New Disease Reports (2005) 11, 4.

Natural occurrence of a begomovirus on Pigeonpea in India

S.K. Raj*, M.S. Khan and R. Singh

*skraj2@rediffmail.com

Show affiliations

Accepted: 24 Feb 2005

Pigeonpea (Cajanus cajan.; family Fabaceae) is an important pulse crop in India, Nepal, Bangladesh, Sri Lanka, Thailand and Myanmar for dietary protein requirements. The disease occurs in most pigeonpea-growing areas at a low incidence. Symptoms of the disease consist of yellow mosaic, mottling, shortening of leaves and stunting. The association of a geminivirus with the disease was suspected due to the presence of the whitefly Bemisia tabaci on the plants. In transmission tests B. tabaci successfully transmitted the disease from infected plants to pigeonpea seedlings, inducing typical disease symptoms. Mechanical inoculations failed to transmit the disease to pigeonpea.

To confirm the association of begomovirus with the disease, polymerase chain reaction (PCR) was performed using total DNA isolated from infected plants and two pairs of broad-spectrum begomovirus-detecting primers (Deng et al., 1994; Hallan, 1998). The PCR products obtained were analysed by agarose gel electrophoresis. Amplicons of the expected size (~500 bp and ~800 bp respectively) were produced from samples with symptoms, but not those without. In Southern hybridisation experiments, with a probe generated from the cloned coat protein region of the begomovirus Tomato leaf curl New Delhi virus (ToLCNDV; Hallan, 1998), the PCR products hybridised strongly under high stringency washing conditions.

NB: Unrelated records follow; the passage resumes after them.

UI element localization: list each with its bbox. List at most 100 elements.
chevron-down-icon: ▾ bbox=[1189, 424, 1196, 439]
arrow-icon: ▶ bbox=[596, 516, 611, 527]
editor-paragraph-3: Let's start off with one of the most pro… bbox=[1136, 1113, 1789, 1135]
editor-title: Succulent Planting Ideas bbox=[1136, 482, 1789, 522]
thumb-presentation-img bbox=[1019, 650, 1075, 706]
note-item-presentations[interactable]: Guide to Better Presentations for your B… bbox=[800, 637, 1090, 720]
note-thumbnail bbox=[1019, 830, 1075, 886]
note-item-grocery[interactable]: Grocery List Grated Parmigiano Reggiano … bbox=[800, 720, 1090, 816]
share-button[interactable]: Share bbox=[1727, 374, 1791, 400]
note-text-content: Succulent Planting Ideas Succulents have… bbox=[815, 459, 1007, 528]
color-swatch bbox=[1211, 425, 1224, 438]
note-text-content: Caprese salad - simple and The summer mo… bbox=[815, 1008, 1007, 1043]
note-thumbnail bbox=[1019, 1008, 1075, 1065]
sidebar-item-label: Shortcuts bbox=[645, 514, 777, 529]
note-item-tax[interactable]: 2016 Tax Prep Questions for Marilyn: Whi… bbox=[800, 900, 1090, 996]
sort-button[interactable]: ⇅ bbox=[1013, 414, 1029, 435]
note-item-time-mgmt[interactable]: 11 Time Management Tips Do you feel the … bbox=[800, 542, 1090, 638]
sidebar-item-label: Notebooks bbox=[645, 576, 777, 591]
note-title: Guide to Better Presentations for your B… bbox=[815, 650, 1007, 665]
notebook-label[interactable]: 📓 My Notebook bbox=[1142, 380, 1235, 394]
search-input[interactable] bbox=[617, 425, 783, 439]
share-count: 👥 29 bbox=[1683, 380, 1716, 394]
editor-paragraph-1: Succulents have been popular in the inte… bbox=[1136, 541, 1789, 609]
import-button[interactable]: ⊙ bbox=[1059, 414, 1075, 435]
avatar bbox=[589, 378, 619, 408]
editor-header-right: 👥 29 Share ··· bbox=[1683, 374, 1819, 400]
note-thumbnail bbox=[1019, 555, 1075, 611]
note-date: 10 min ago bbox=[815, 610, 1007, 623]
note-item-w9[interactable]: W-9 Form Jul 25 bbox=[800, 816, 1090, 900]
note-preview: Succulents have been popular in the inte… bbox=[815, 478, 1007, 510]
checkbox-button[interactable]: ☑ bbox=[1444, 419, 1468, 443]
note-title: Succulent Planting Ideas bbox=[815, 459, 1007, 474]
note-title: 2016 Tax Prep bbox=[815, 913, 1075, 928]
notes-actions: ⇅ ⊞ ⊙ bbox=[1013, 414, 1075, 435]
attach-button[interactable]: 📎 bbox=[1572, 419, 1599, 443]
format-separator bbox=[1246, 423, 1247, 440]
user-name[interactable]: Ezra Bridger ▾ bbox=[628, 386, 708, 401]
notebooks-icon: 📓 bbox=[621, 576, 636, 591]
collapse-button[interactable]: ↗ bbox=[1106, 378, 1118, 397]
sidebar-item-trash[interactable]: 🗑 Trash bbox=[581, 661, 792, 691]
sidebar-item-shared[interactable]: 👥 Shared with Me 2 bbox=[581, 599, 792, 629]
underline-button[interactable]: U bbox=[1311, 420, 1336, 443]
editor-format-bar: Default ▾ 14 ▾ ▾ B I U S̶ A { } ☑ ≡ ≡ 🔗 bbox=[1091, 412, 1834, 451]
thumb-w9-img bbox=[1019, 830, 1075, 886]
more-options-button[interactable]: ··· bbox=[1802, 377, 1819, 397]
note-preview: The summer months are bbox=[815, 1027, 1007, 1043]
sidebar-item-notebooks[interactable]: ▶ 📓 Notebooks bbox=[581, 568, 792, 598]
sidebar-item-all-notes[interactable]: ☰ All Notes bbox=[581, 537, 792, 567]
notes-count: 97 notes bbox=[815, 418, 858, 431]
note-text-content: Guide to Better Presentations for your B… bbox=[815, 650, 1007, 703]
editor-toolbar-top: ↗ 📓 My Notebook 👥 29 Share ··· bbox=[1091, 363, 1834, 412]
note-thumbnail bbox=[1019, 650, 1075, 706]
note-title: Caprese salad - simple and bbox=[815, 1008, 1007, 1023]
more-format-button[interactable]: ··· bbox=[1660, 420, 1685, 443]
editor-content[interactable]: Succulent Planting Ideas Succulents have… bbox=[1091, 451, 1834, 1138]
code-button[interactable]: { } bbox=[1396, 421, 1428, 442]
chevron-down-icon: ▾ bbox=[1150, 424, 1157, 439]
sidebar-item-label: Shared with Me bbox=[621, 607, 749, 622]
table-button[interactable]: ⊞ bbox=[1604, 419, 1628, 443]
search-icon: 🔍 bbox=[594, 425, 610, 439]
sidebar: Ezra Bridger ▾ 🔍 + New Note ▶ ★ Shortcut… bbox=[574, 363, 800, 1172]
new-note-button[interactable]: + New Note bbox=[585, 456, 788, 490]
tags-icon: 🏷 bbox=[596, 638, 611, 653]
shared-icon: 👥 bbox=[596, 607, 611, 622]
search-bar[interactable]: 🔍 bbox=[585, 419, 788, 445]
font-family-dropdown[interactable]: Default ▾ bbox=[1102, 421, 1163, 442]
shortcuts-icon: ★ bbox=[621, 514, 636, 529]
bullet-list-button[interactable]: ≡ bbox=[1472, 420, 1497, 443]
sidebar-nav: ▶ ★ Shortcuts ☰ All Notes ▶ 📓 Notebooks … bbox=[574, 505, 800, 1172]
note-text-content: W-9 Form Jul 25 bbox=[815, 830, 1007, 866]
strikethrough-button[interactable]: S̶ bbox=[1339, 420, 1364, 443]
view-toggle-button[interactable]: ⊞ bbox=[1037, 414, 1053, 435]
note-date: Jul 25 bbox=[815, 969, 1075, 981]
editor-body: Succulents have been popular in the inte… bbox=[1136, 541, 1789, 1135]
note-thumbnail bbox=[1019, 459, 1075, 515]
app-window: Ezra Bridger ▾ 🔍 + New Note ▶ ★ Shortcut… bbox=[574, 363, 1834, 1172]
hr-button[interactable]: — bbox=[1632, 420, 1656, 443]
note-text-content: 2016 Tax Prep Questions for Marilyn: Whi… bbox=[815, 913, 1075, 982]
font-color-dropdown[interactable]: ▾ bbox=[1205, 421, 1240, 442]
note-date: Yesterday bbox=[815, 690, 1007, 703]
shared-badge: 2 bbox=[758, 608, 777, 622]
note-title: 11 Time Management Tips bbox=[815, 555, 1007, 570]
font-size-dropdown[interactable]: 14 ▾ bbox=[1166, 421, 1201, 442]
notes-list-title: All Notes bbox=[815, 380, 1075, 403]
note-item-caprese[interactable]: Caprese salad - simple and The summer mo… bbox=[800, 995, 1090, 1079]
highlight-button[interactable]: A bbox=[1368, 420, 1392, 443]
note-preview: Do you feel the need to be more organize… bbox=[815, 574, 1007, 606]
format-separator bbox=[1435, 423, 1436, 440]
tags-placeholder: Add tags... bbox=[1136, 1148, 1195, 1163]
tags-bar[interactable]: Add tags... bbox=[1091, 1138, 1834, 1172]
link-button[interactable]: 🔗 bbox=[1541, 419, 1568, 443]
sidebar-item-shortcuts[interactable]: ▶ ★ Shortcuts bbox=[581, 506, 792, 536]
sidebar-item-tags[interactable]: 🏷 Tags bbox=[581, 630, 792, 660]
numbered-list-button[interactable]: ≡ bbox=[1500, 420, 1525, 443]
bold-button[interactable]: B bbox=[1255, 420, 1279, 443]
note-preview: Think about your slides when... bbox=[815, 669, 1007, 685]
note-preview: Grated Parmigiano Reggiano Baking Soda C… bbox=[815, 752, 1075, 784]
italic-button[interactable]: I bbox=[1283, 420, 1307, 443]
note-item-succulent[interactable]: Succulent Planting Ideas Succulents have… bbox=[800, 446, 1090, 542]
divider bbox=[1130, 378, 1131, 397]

The PCR product obtained using the Hallan primers was sequenced (Acc. No. AY927997). In alignments, the highest nucleotide sequence identities (95-97%) were with ToLCNDV-[Solanum] (AJ620187); a ToLCNDV isolated from Luffa (AY309957); ToLCNDV-Mild (U15016); ToLCNDV-[Lucknow] (Y16421); Pumpkin yellow vein mosaic virus (AY184487); and Cucurbita maxima yellow mosaic virus (AY396151). Based on these findings the virus associated with the disease was tentatively identified as an isolate of ToLCNDV. This is the first report of the occurrence of a begomovirus on pigeonpea from India.


References

  1. Deng D, McGrath PF, Robinson DJ, Harrison BD, 1994. Detection and differentiation of whitefly-transmitted geminiviruses in plants and vector insects by the polymerase chain reaction with degenerate primers. Annals of Applied Biology 125, 327-336.
  2. Hallan V, 1998. Genome organization of a geminivirus causing leaf curl in tomato (Lycopersicon esculentum). Lucknow, India: University of Lucknow, Ph.D thesis.